Japan’s Presence in Women’s World Cup Final Even More Improbable Than U.S.’s

Japan's Presence in Women's World Cup Final Even More Improbable Than U.S.'s The U.S. women's soccer team has been the talk of the World Cup since Megan Rapinoe's cross found Abby Wambach's head, but in the big scheme of things, there's an even more improbable story in Sunday's final.

Japan, led by midfielder Homare Sawa, is in its first Cup final, and the timing is one of those things that make people believe in destiny.

As emotional as an American win would be, the fact is that the U.S. boasts the top women's program in the world.
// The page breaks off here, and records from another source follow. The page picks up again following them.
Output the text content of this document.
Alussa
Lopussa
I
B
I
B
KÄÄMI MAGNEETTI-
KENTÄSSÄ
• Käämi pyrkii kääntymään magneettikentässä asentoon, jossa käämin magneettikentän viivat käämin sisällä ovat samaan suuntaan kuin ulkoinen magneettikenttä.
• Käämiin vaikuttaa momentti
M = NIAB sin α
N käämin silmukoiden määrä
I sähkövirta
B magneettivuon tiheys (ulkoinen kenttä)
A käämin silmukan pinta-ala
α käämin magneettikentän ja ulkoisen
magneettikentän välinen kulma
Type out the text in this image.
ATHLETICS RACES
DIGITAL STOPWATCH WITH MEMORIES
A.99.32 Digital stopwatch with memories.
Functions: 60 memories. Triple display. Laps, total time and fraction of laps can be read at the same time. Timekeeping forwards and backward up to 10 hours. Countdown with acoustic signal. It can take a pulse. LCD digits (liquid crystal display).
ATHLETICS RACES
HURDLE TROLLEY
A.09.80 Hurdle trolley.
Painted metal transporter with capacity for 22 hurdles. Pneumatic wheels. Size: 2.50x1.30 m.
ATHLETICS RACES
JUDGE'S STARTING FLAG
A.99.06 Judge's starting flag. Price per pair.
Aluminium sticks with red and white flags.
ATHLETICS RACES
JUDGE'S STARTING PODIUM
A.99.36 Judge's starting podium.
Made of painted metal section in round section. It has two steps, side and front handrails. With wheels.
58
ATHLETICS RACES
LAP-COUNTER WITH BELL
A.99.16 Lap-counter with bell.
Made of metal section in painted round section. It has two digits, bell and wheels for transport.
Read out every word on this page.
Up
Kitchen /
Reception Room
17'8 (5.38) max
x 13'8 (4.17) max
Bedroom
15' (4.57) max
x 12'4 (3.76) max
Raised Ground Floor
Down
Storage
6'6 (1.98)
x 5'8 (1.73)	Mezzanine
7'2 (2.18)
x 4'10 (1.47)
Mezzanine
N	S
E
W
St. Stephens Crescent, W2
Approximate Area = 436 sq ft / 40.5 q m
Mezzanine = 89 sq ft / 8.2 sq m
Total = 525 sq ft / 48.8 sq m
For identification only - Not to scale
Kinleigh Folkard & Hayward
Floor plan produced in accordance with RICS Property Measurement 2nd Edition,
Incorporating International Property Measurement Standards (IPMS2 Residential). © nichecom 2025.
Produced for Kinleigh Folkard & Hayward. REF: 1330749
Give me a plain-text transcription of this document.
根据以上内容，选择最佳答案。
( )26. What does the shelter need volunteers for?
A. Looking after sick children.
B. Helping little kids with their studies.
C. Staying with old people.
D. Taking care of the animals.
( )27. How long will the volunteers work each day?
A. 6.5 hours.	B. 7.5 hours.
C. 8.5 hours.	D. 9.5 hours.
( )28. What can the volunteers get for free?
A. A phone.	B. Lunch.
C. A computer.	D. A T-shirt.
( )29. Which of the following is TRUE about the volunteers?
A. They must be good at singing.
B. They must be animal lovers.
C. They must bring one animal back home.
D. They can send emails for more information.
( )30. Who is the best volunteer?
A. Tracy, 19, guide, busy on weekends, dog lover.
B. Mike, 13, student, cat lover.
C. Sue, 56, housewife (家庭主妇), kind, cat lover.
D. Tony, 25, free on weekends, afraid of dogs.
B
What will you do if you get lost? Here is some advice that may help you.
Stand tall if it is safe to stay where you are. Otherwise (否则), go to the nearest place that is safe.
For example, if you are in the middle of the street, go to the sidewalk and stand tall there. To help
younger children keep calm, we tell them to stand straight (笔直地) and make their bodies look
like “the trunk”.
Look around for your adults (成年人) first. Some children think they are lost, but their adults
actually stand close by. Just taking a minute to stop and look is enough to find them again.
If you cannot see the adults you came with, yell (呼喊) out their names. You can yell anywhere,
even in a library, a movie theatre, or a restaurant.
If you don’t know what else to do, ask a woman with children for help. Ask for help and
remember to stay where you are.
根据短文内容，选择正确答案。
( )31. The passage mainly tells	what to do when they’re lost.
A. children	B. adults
From the very beginning of the tournament, the U.S. players insisted anything less than the championship would be disappointing.

Japan began play with no visions of gradeuer. The Japanese players simply wanted to represent well a country still recovering from March's earthquake, where soccer success is literally a foreign concept.

Germany knew this heading into its quarterfinal match against Japan, and made the mistake of taking the Japanese lightly. Then Sawa found Karina Maruyama and suddently, the Japanese players had to adjust their goals.

The desire to make their country proud remained. Added to that was a desire to win the whole thing.

"As a player, we cannot do very much for Japan," Sawa said before the semifinal win over Sweden. "At least we can try and play as hard as we can."

Four months after the earthquake that led to a tsunami that led to a nuclear plant meltdown, the nation of Japan still feels aftershocks. A win by the national team Sunday and the country may feel another, more welcome type of shock.